Lipases are triacylglycerol ester hydrolases (EC 3.1.1.3), which catalyze the hydrolysis of long-chain triglycerides. These enzymes act at the aqueous–organic interface to catalyze the hydrolysis of ester bonds present in carboxylases, releasing organic acid glycerides and glycerol [49]. It has been reported that microbial pathogens produced several lipases, which play a key role in the development of infectious [35,50] and metabolic diseases [51,52]. Thus, research on novel lipase inhibitors for the treatment of such diseases has gained a high interest during the last decade. Therefore, we evaluate the inhibitory effect of the studied compound toward lipase and using Candida rugosa lipase as model.

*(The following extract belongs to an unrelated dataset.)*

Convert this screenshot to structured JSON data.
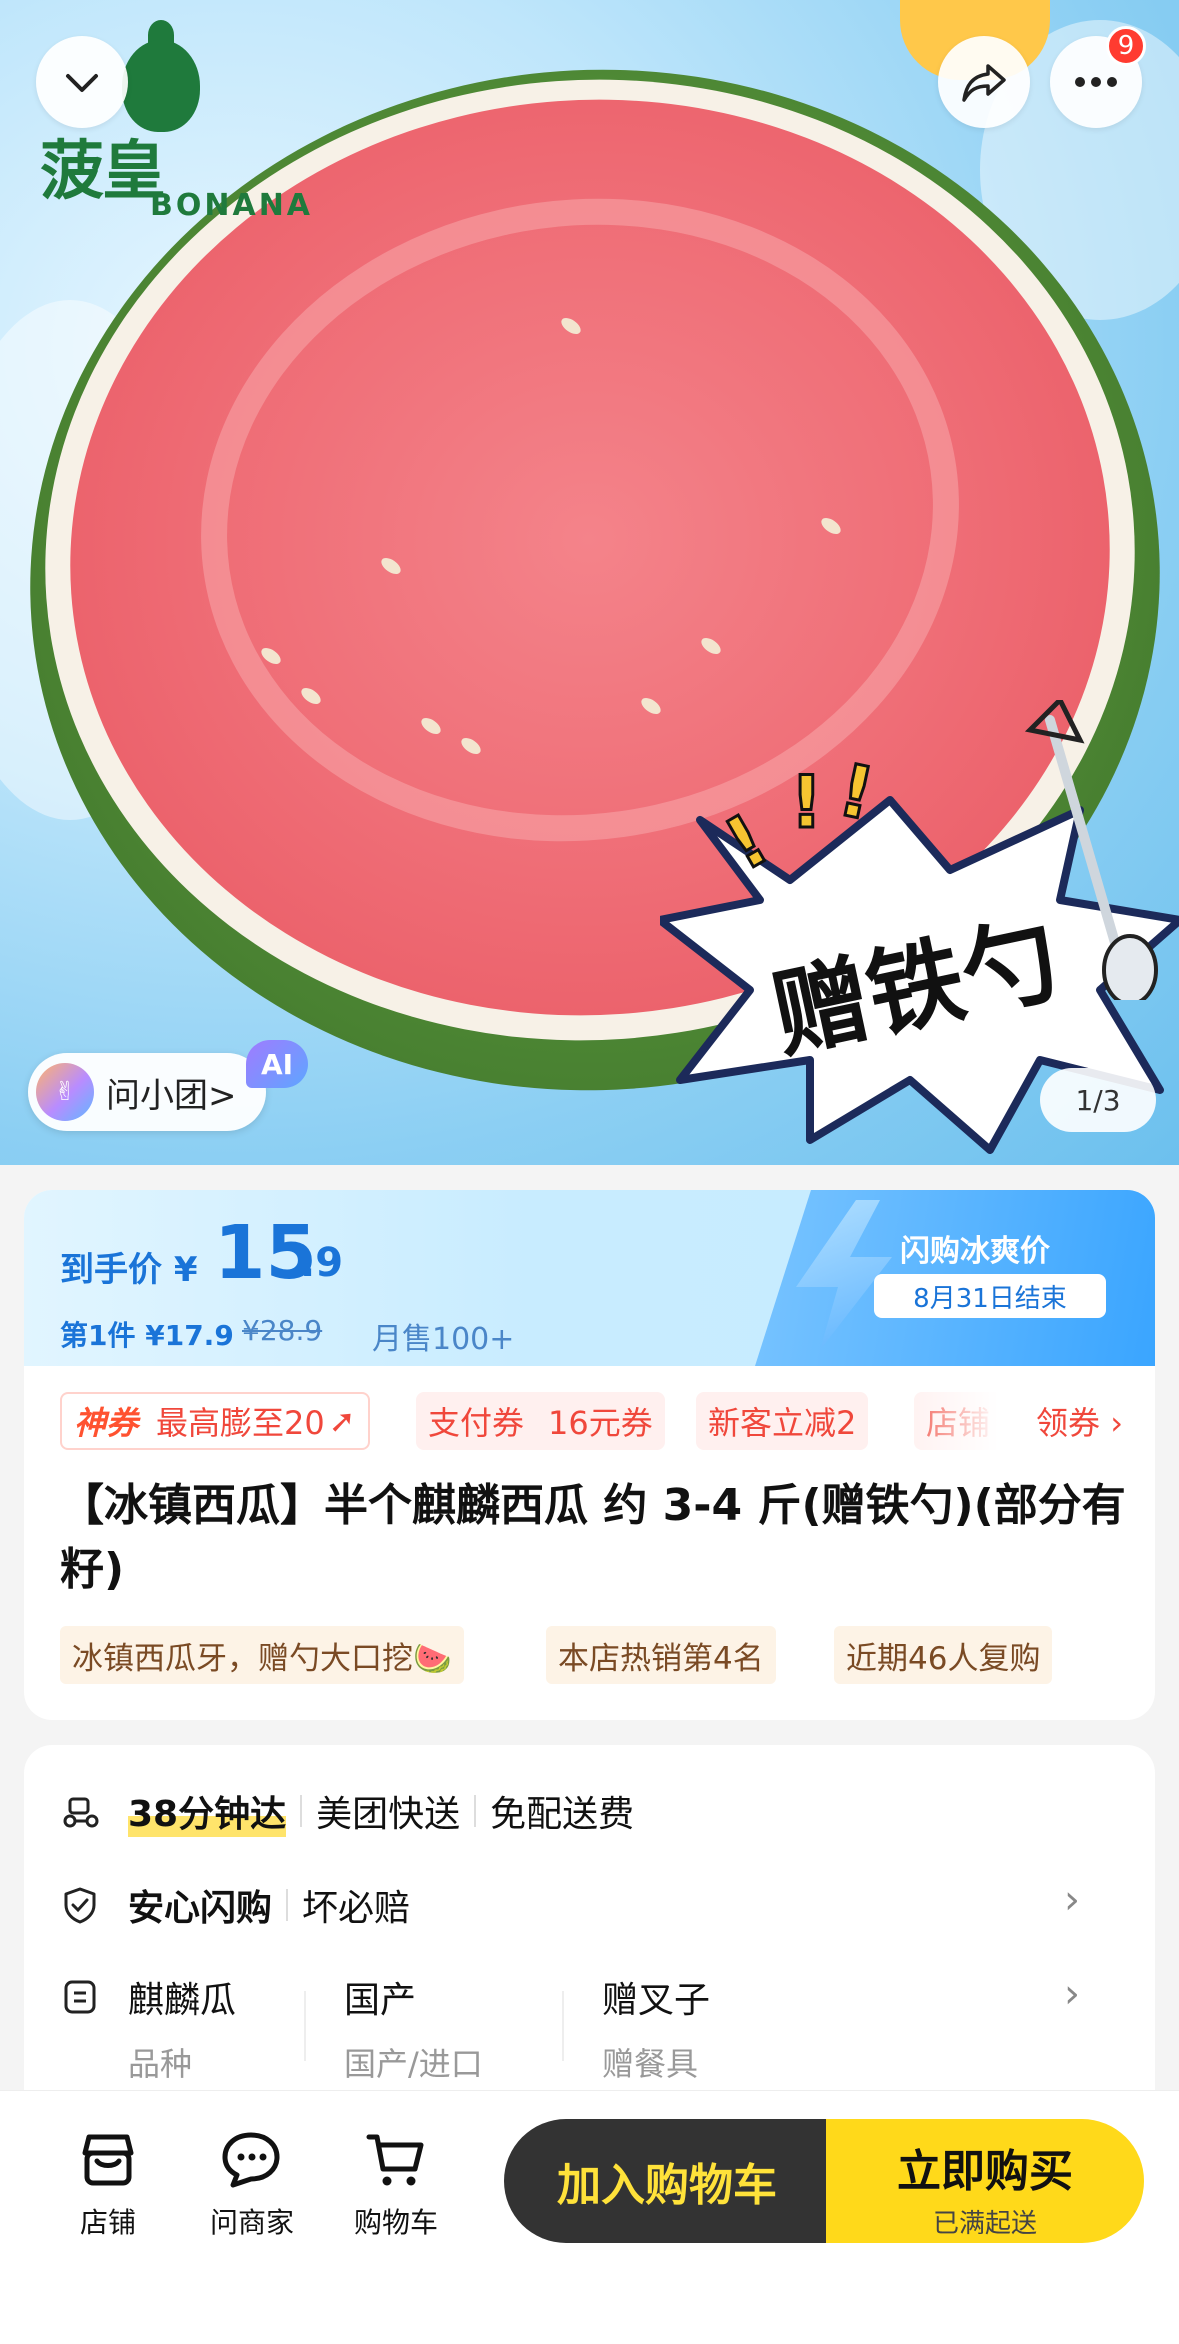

Candida rugosa lipase was inhibited in a dose dependent manner with (C₅H₁₄N₂)[MnCl₄(H₂O)₂] increased concentrations. Figure 12 presents the linear kinetics corresponding to the Free Fatty Acids (µmol) released vs. (C₅H₁₄N₂)[MnCl₄(H₂O)₂] amount (mg). At 3 mg, the sample showed 50% inhibition of the lipase activity, while at 5 mg, the inhibition effect reached 97%. This inhibition can explained by covalently or non-covalently interaction between (C₅H₁₄N₂)[MnCl₄(H₂O)₂] with amino acids of the lipase active site, as previously reported by several published molecular interactions modeling [53,54,55]. As this compound showed promising biological effects, further investigations would confirm the current findings and support the potential pharmacological use of (C₅H₁₄N₂)[MnCl₄(H₂O)₂] by the pharmaceutical companies.

4. Conclusions

In the current study, we synthesized and characterized a new hybrid compound (C₅H₁₄N₂)[MnCl₄(H₂O)₂]. The X-ray diffraction analysis shows that the basic unit structure of this compound consists of one [C₅H₁₄N₂]²⁺ cation and two crystallographically inequivalent isomers Cis/Trans [MnCl₄(H₂O)₂]²⁻. This hybrid material exhibits a layered inorganic–organic structure stabilized through N/O–H∙∙∙Cl and N-H…O hydrogen bonding between the inorganic and organic moieties, causing the formation of a three-dimensional supramolecular architecture. The thermal decomposition of the crystals proceeded through two stages, giving rise to manganese (II) dichloride as endpoint compound. IR spectroscopy was applied to confirm the presence of various functional groups in the crystal. Optical parameters were obtained using UV–Vis absorption. The band gap energy demonstrates that the compound can be classified as a semi-conductor material. The low value of Urbach energy indicates that the material is ordered. The variable temperature magnetic susceptibility data indicate very weak antiferromagnetic interactions. Additionally, the present study emphasized the significant role attributed to (C₅H₁₄N₂)[MnCl₄(H₂O)₂] as a promising source of antibacterial and antilipase activities. These potential effects have been confirmed by both bioavailability and the pharmacokinetic analyses.